Hundreds of thousands of people have marched in Hong Kong on Sunday, to oppose a controversial extradition bill that would enable China to extradite fugitives from the city. After it ended, clashes erupted between hundreds of demonstrators and police.
The huge march stretched for more than two miles. Hong Kong Police estimated the number of protesters closer to 240,000. It is the biggest march in more than 20 years.
This march was peaceful until midnight when police and demonstrators clashed after attempts to disperse some remaining protesters from the area outside the legislative offices.
Protesters, some wearing surgical masks, tried to break into the Legislative Council complex, throwing crowd control barriers around, and police in riot gear used batons and pepper spray. Some of the protesters and policemen were later seen with faces covered in blood.
The controversial extradition bill would allow suspected criminals to be sent to mainland China for trial.
Hong Kong’s chief executive Carrie Lam has promised to move forward with a controversial extradition bill that it is feared could be used by China to make critics “disappear”.
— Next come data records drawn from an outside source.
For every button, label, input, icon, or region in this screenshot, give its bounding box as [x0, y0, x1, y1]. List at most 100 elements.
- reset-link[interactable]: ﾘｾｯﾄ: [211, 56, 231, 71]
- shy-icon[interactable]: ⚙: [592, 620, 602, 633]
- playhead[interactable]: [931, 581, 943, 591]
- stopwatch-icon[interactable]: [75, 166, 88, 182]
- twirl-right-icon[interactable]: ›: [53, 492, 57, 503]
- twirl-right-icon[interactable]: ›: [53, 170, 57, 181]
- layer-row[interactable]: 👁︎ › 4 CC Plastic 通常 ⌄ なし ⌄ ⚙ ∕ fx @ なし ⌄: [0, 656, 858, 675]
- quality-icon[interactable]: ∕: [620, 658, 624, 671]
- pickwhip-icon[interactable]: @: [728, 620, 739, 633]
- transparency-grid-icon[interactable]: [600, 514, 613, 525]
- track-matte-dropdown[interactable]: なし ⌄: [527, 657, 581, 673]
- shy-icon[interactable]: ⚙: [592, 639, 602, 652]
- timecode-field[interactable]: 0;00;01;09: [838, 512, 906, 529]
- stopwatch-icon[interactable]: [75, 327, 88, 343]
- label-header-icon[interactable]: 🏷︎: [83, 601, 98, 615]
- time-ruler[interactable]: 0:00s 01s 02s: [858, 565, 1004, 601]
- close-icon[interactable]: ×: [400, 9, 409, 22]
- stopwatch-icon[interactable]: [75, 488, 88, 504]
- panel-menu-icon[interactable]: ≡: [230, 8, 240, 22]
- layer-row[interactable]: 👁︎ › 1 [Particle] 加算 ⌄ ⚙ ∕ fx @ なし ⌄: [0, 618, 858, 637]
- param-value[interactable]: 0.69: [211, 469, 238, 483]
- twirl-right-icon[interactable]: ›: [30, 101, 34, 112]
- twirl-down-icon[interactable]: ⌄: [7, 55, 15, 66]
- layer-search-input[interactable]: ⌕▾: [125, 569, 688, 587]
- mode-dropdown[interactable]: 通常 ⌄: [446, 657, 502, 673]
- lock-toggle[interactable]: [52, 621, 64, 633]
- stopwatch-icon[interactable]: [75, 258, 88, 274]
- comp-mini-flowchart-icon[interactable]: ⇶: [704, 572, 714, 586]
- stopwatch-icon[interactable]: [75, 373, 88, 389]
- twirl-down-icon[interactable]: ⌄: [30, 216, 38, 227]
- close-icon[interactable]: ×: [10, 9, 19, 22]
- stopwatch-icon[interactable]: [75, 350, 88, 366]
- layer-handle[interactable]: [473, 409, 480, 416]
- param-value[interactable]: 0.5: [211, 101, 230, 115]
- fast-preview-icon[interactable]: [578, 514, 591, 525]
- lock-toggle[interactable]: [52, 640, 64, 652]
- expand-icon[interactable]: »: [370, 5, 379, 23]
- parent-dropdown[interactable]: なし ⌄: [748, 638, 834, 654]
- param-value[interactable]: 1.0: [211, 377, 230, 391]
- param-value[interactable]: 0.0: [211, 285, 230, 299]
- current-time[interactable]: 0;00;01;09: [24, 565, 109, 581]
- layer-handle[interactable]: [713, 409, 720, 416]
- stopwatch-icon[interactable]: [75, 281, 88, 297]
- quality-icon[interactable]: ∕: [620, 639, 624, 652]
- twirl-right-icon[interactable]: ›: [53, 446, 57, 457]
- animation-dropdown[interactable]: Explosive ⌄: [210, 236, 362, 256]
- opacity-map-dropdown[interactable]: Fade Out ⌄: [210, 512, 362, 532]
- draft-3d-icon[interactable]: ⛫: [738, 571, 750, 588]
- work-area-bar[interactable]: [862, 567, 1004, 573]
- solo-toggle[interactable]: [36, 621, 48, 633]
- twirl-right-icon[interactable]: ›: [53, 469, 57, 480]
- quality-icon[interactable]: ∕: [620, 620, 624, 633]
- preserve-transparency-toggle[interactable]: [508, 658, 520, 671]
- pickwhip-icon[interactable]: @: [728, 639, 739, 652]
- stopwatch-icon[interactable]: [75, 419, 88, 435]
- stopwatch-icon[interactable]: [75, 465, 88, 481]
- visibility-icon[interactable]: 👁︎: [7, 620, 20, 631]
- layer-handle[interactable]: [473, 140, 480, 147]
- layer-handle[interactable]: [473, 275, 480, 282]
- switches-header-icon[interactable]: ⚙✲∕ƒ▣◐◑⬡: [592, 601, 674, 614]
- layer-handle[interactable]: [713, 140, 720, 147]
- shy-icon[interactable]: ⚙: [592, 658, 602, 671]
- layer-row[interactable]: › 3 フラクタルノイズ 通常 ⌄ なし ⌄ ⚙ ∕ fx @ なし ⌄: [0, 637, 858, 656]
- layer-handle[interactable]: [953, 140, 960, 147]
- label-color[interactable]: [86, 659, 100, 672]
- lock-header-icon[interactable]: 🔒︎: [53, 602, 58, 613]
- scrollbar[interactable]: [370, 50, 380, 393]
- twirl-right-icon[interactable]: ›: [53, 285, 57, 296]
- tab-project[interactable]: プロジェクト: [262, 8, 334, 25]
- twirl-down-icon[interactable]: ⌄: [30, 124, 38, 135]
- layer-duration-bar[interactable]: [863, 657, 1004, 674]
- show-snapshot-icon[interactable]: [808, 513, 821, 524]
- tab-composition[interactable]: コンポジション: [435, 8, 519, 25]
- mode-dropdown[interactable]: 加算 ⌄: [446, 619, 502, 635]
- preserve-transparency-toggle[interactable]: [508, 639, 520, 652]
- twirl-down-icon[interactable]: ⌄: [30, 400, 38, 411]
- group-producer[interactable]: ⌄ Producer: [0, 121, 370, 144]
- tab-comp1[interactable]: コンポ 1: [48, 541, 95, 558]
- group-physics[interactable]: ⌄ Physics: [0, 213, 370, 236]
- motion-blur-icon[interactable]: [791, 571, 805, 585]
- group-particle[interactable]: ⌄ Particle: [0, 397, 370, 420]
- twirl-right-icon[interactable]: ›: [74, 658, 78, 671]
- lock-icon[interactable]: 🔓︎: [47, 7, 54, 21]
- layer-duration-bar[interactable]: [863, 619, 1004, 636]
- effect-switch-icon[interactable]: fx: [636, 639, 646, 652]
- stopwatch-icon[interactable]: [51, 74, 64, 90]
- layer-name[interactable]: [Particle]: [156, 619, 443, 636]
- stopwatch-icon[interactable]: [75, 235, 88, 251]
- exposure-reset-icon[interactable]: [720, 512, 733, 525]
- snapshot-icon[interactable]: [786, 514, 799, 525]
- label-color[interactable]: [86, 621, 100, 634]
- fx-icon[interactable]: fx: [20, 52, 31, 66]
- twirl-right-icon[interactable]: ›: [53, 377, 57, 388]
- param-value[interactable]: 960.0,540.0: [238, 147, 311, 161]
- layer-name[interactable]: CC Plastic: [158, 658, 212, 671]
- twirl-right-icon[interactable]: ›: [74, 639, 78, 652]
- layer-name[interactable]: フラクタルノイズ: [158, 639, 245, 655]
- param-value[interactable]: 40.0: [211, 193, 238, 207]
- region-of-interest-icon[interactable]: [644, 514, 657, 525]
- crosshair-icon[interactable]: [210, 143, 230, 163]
Lam maintained that the widespread opposition to the bill – which included thousands of lawyers and judges – was just because people did not understand it.
“This bill is not initiated by the Central People’s government. I have not received any instruction,” she said.
Lam refused to withdraw the bill, saying: “Hong Kong has to move on, nobody wants Hong Kong to be a fugitive offenders haven.”
“We are doing it.”
Matthew Cheung Kin-chung, the second most senior member of Hong Kong’s government, said the debate on the bill would resume on Wednesday and he hoped it would be “rational and peaceful”.
“A small group of radical protesters took radical actions and charged the police, resulting in clashes,” he said. “We feel regret, but should condemn the violence.”
The New People’s Party, headed by conservative legislator Regina Ip, condemned the violence but said the orderly conduct of the march was “testimony to the robust exercise of rights and freedoms by Hong Kong people as guaranteed by the Basic Law”.